Some code to ensure newly-spawned windows are always close to the mouse, with some bonus presentation animations
Windows doesn't have an equivalent to TestFlight, but it does allow you to do private, whitelisted store submissions before shipping publicly, so I'm gonna start the ball rolling with this build of Pastel to make sure everything's in order
(That's where the Electron version of Broadcasts for Windows has lived since 2020 🙃)
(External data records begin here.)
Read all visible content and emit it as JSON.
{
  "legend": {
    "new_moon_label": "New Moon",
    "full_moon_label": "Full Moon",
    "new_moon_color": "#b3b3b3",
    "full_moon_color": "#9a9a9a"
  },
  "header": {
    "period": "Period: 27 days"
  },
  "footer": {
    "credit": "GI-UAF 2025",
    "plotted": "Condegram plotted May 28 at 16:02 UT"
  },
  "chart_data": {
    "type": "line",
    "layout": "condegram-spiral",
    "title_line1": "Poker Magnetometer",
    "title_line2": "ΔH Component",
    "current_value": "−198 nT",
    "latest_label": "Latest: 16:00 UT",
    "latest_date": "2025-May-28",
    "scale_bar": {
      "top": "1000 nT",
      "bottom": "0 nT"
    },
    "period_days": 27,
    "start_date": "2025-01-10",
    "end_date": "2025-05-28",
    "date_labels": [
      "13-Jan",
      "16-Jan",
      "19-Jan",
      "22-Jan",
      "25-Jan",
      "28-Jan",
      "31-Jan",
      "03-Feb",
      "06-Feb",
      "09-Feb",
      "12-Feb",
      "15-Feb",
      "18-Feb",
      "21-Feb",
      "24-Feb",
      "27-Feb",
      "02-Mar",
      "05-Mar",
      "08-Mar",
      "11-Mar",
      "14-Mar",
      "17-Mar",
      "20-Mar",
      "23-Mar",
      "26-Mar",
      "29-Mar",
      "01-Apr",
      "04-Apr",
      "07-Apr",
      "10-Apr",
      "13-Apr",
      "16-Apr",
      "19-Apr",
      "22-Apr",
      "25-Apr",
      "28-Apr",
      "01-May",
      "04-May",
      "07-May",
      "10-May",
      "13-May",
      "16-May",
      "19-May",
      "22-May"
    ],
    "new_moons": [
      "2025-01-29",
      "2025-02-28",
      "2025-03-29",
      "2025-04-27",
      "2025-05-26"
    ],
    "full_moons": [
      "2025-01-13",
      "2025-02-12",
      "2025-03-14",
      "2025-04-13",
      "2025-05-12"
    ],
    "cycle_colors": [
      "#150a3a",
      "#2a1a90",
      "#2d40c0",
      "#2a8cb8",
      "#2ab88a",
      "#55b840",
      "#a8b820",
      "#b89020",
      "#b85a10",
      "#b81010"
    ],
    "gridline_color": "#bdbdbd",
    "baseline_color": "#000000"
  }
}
And, since the usage stats part is always worth mentioning:

I've used maybe 40% of my weekly Codex credits building this Windows port of Pastel (never hit the five hour limit), I'm on the $20/mo ChatGPT Plus plan, and I've only used 'gpt-5.3-codex medium'

In case you ever wondered how long the publishing process is on the Windows Store: that long
One of the reasons I picked Pastel for this project was because I had built some initial concepts some years ago and determined that it would look the most native in Microsoft's Fluent Design design language, and would be the easiest bringup. Windows 11 and macOS 11–15 look incredibly similar, and already share many of the same patterns and elements. It would be a great opportunity to do a Windows 11 app right and make a gorgeous app (i'm biased) in the process

TIL, the Windows App SDK back-deploys to older versions of Windows 😯

With just a little finagling I was able to remote-deploy* Pastel to a Windows 10 VM, and it appears to be fully-functional.
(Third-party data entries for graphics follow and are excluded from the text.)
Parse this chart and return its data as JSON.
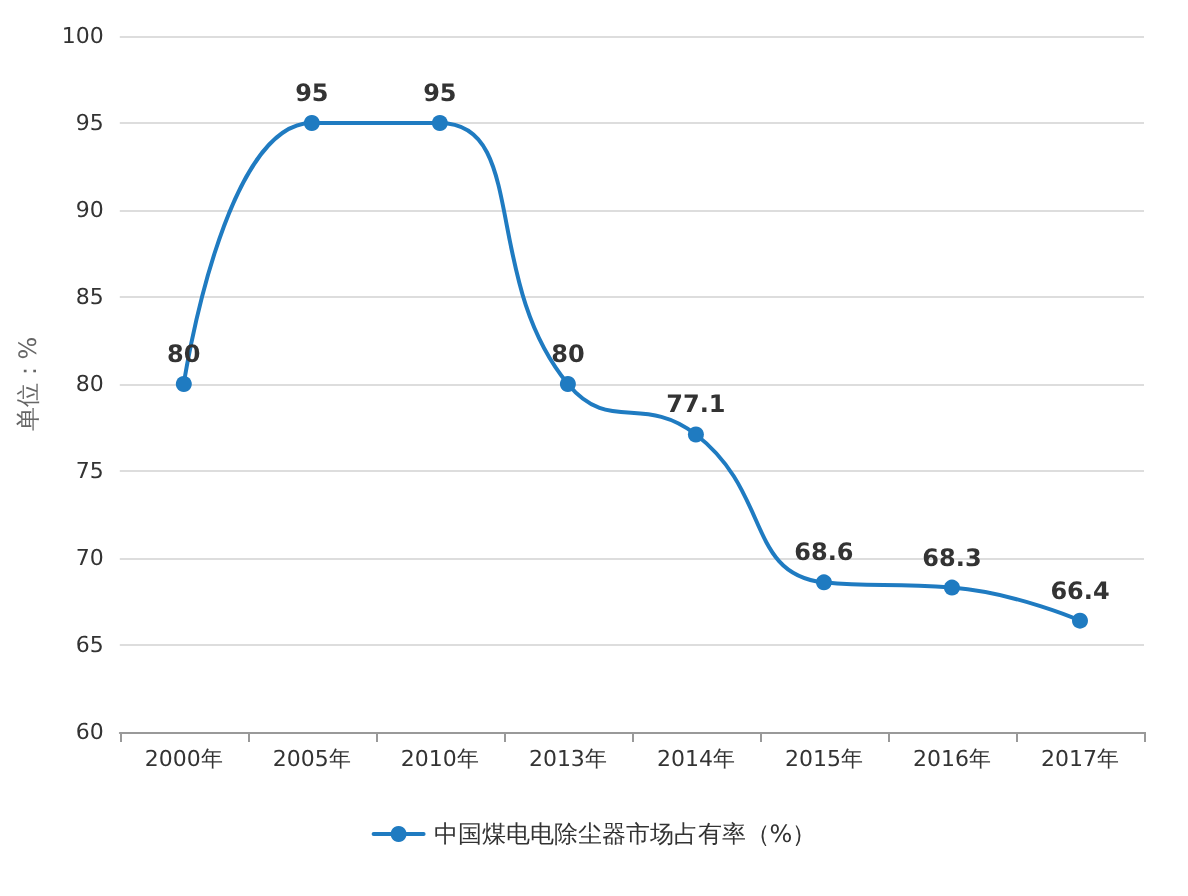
{
  "chart_data": {
    "type": "line",
    "ylabel": "单位：%",
    "categories": [
      "2000年",
      "2005年",
      "2010年",
      "2013年",
      "2014年",
      "2015年",
      "2016年",
      "2017年"
    ],
    "series": [
      {
        "name": "中国煤电电除尘器市场占有率（%）",
        "color": "#1f7bc1",
        "values": [
          80,
          95,
          95,
          80,
          77.1,
          68.6,
          68.3,
          66.4
        ]
      }
    ],
    "ylim": [
      60,
      100
    ],
    "yticks": [
      60,
      65,
      70,
      75,
      80,
      85,
      90,
      95,
      100
    ],
    "grid": "y",
    "legend": "bottom",
    "marker": "circle",
    "line_style": "solid",
    "data_labels": true
  }
}
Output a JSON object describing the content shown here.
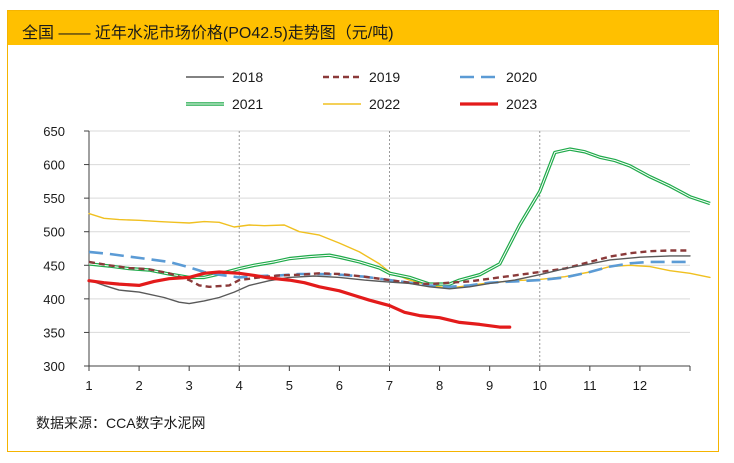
{
  "header": {
    "title": "全国 —— 近年水泥市场价格(PO42.5)走势图（元/吨)"
  },
  "footer": {
    "source": "数据来源：CCA数字水泥网"
  },
  "chart_data": {
    "type": "line",
    "title": "全国 —— 近年水泥市场价格(PO42.5)走势图（元/吨)",
    "xlabel": "",
    "ylabel": "",
    "xlim": [
      1,
      13
    ],
    "ylim": [
      300,
      650
    ],
    "yticks": [
      300,
      350,
      400,
      450,
      500,
      550,
      600,
      650
    ],
    "xticks": [
      "1",
      "2",
      "3",
      "4",
      "5",
      "6",
      "7",
      "8",
      "9",
      "10",
      "11",
      "12"
    ],
    "grid": "horizontal",
    "quarter_lines": [
      4,
      7,
      10
    ],
    "legend_position": "top",
    "series": [
      {
        "name": "2018",
        "color": "#595959",
        "style": "solid",
        "width": 1.4,
        "points": [
          [
            1.0,
            428
          ],
          [
            1.3,
            420
          ],
          [
            1.6,
            413
          ],
          [
            2.0,
            410
          ],
          [
            2.5,
            402
          ],
          [
            2.8,
            395
          ],
          [
            3.0,
            393
          ],
          [
            3.3,
            397
          ],
          [
            3.6,
            402
          ],
          [
            3.9,
            410
          ],
          [
            4.2,
            420
          ],
          [
            4.6,
            427
          ],
          [
            5.0,
            432
          ],
          [
            5.5,
            434
          ],
          [
            6.0,
            432
          ],
          [
            6.5,
            428
          ],
          [
            7.0,
            425
          ],
          [
            7.4,
            423
          ],
          [
            7.8,
            418
          ],
          [
            8.2,
            415
          ],
          [
            8.6,
            418
          ],
          [
            9.0,
            423
          ],
          [
            9.5,
            428
          ],
          [
            10.0,
            436
          ],
          [
            10.5,
            445
          ],
          [
            11.0,
            452
          ],
          [
            11.4,
            458
          ],
          [
            12.0,
            462
          ],
          [
            12.6,
            464
          ],
          [
            13.0,
            464
          ]
        ]
      },
      {
        "name": "2019",
        "color": "#8b3a3a",
        "style": "dash",
        "width": 2.4,
        "points": [
          [
            1.0,
            455
          ],
          [
            1.4,
            450
          ],
          [
            1.8,
            446
          ],
          [
            2.2,
            444
          ],
          [
            2.6,
            438
          ],
          [
            3.0,
            428
          ],
          [
            3.2,
            420
          ],
          [
            3.4,
            418
          ],
          [
            3.8,
            420
          ],
          [
            4.0,
            428
          ],
          [
            4.4,
            432
          ],
          [
            4.8,
            435
          ],
          [
            5.2,
            436
          ],
          [
            5.6,
            438
          ],
          [
            6.0,
            437
          ],
          [
            6.5,
            433
          ],
          [
            7.0,
            428
          ],
          [
            7.4,
            424
          ],
          [
            7.8,
            422
          ],
          [
            8.2,
            424
          ],
          [
            8.6,
            426
          ],
          [
            9.0,
            430
          ],
          [
            9.5,
            435
          ],
          [
            10.0,
            440
          ],
          [
            10.5,
            445
          ],
          [
            11.0,
            455
          ],
          [
            11.4,
            463
          ],
          [
            11.8,
            468
          ],
          [
            12.2,
            471
          ],
          [
            12.6,
            472
          ],
          [
            13.0,
            472
          ]
        ]
      },
      {
        "name": "2020",
        "color": "#5b9bd5",
        "style": "longdash",
        "width": 2.6,
        "points": [
          [
            1.0,
            470
          ],
          [
            1.4,
            467
          ],
          [
            1.8,
            463
          ],
          [
            2.2,
            459
          ],
          [
            2.6,
            455
          ],
          [
            3.0,
            447
          ],
          [
            3.3,
            440
          ],
          [
            3.6,
            436
          ],
          [
            4.0,
            432
          ],
          [
            4.4,
            434
          ],
          [
            4.8,
            435
          ],
          [
            5.2,
            437
          ],
          [
            5.6,
            437
          ],
          [
            6.0,
            436
          ],
          [
            6.5,
            433
          ],
          [
            7.0,
            428
          ],
          [
            7.4,
            424
          ],
          [
            7.8,
            420
          ],
          [
            8.2,
            418
          ],
          [
            8.6,
            420
          ],
          [
            9.0,
            424
          ],
          [
            9.5,
            426
          ],
          [
            10.0,
            428
          ],
          [
            10.5,
            432
          ],
          [
            11.0,
            440
          ],
          [
            11.4,
            448
          ],
          [
            11.8,
            453
          ],
          [
            12.2,
            455
          ],
          [
            12.6,
            455
          ],
          [
            13.0,
            455
          ]
        ]
      },
      {
        "name": "2021",
        "color": "#1faa4a",
        "style": "double",
        "width": 1.6,
        "points": [
          [
            1.0,
            452
          ],
          [
            1.4,
            449
          ],
          [
            1.8,
            445
          ],
          [
            2.2,
            443
          ],
          [
            2.6,
            437
          ],
          [
            3.0,
            432
          ],
          [
            3.3,
            432
          ],
          [
            3.6,
            437
          ],
          [
            4.0,
            445
          ],
          [
            4.3,
            450
          ],
          [
            4.7,
            455
          ],
          [
            5.0,
            460
          ],
          [
            5.4,
            463
          ],
          [
            5.8,
            465
          ],
          [
            6.0,
            462
          ],
          [
            6.4,
            455
          ],
          [
            6.8,
            446
          ],
          [
            7.0,
            438
          ],
          [
            7.4,
            432
          ],
          [
            7.8,
            422
          ],
          [
            8.2,
            422
          ],
          [
            8.4,
            428
          ],
          [
            8.8,
            436
          ],
          [
            9.2,
            452
          ],
          [
            9.6,
            510
          ],
          [
            10.0,
            560
          ],
          [
            10.3,
            618
          ],
          [
            10.6,
            623
          ],
          [
            10.9,
            619
          ],
          [
            11.2,
            611
          ],
          [
            11.5,
            606
          ],
          [
            11.8,
            598
          ],
          [
            12.2,
            582
          ],
          [
            12.6,
            568
          ],
          [
            13.0,
            552
          ],
          [
            13.4,
            542
          ]
        ]
      },
      {
        "name": "2022",
        "color": "#f0c020",
        "style": "solid",
        "width": 1.4,
        "points": [
          [
            1.0,
            527
          ],
          [
            1.3,
            520
          ],
          [
            1.6,
            518
          ],
          [
            2.0,
            517
          ],
          [
            2.4,
            515
          ],
          [
            2.7,
            514
          ],
          [
            3.0,
            513
          ],
          [
            3.3,
            515
          ],
          [
            3.6,
            514
          ],
          [
            3.9,
            507
          ],
          [
            4.2,
            510
          ],
          [
            4.5,
            509
          ],
          [
            4.9,
            510
          ],
          [
            5.2,
            500
          ],
          [
            5.6,
            495
          ],
          [
            6.0,
            483
          ],
          [
            6.4,
            470
          ],
          [
            6.8,
            452
          ],
          [
            7.0,
            440
          ],
          [
            7.4,
            428
          ],
          [
            7.8,
            420
          ],
          [
            8.2,
            416
          ],
          [
            8.6,
            420
          ],
          [
            9.0,
            424
          ],
          [
            9.5,
            427
          ],
          [
            10.0,
            429
          ],
          [
            10.5,
            433
          ],
          [
            11.0,
            440
          ],
          [
            11.4,
            448
          ],
          [
            11.8,
            450
          ],
          [
            12.2,
            448
          ],
          [
            12.6,
            442
          ],
          [
            13.0,
            438
          ],
          [
            13.4,
            432
          ]
        ]
      },
      {
        "name": "2023",
        "color": "#e31b1b",
        "style": "solid",
        "width": 3.2,
        "points": [
          [
            1.0,
            427
          ],
          [
            1.3,
            424
          ],
          [
            1.6,
            422
          ],
          [
            2.0,
            420
          ],
          [
            2.3,
            426
          ],
          [
            2.6,
            430
          ],
          [
            3.0,
            432
          ],
          [
            3.3,
            438
          ],
          [
            3.6,
            440
          ],
          [
            4.0,
            438
          ],
          [
            4.3,
            435
          ],
          [
            4.6,
            431
          ],
          [
            5.0,
            428
          ],
          [
            5.3,
            424
          ],
          [
            5.6,
            418
          ],
          [
            6.0,
            412
          ],
          [
            6.3,
            405
          ],
          [
            6.6,
            398
          ],
          [
            7.0,
            390
          ],
          [
            7.3,
            380
          ],
          [
            7.6,
            375
          ],
          [
            8.0,
            372
          ],
          [
            8.4,
            365
          ],
          [
            8.8,
            362
          ],
          [
            9.2,
            358
          ],
          [
            9.4,
            358
          ]
        ]
      }
    ]
  }
}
(*Hey Apple, would it kill you to add remote-deploy tools to Xcode? Or… macOS VMs?)

Going back to Windows 10 after not having used it for a while is quite a shock. It's a lot closer to Windows 8 than I remembered 👀

I do not miss this design language at all. Windows 11's Fluent is such an improvement

I was using a WinUI TeachingTip to replicate macOS-style popover behavior, but that's an in-window control and just doesn't work at all if the window isn't big enough to fully display it. So now I have a custom color picker window that does all the right things instead
WinUI also includes a content unavailable view, one of my favorite recent API additions to UIKit
I know Microsoft has had a revolving door of UI frameworks over the years, but I really think the Windows App SDK finally gets it right at a fundamental level. It's just a pity nobody makes native Windows apps anymore. And even more of a pity that there's no phone/tablet platform as part of this effort
@stroughtonsmith it doesn’t help that most native Windows development is happening on existing applications and Microsoft has burned a lot of goodwill over the years; why would I throw out 10+ years of stable legacy code for a framework that may not be supported in a few years

@scj @stroughtonsmith I’ve been sorta following Microsoft UI since the 90s and uh yeah the graveyard is long.

On the other hand, they *do* support stuff for a long time even thoug they stop developing them further. You can still use .NET WinForms, makes me want to try to find some of my projects from 20 years ago.